Invoking the Freedom of Information Law, 63 citizens, including researchers, authors and journalists, have asked the Foreign Ministry and the Finance Ministry to disclose three secret diplomatic documents related to the 1971 reversion of Okinawa to Japanese rule from the United States. The government has been denying the existence of the documents and will likely quash the citizens' request. Oddly, the documents have already been disclosed by the U.S. A failure on the part of the Japanese government to comply with the request would violate the spirit of the law.
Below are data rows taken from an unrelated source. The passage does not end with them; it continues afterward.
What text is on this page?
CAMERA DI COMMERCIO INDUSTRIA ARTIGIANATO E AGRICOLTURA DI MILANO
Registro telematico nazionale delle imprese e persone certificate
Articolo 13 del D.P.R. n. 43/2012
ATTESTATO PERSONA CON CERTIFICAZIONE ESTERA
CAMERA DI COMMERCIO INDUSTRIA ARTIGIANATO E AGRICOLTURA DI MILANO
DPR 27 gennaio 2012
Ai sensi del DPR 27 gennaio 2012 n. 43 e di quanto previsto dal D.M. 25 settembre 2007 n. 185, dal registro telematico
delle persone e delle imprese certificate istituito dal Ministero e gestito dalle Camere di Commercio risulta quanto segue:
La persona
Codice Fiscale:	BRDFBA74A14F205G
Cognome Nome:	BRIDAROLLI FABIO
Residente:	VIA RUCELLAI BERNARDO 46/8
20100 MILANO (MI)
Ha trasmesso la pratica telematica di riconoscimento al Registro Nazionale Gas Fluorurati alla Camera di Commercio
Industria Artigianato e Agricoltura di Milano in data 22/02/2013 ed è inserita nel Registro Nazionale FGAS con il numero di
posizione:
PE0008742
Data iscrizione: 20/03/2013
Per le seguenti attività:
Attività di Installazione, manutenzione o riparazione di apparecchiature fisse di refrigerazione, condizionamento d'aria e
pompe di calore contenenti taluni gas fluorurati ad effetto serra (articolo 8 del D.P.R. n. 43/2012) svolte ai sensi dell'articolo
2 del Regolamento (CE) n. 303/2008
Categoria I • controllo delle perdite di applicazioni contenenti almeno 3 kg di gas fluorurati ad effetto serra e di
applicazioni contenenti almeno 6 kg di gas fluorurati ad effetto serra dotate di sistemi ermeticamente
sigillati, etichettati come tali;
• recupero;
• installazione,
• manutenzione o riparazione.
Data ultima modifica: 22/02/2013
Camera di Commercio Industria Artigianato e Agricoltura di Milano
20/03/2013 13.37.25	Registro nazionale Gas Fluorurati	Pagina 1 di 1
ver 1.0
The documents concern financial concessions Tokyo made to Washington in connection with Okinawa's reversion: shouldering $4 million in costs to convert areas used by the U.S. military back to farmland, and paying $200 million mainly for transfer of U.S. military bases and $65 million for maintaining and improving the conditions of U.S. military bases.

Mr. Takichi Nishiyama, formerly a Mainichi Shimbun reporter, was covering the Japan-U.S. negotiations on the reversion when he obtained photocopies of the document related to the $4 million in secret payments by persuading a Foreign Ministry worker to pass them to him. Both were later indicted and found guilty of violating the National Public Service Law. On the same day last week when the Supreme Court turned down a civil lawsuit filed in 2005 by Mr. Nishiyama calling for damages from the state for ruining his reputation through the indictment, the 63 citizens, including Mr. Nishiyama, filed the request.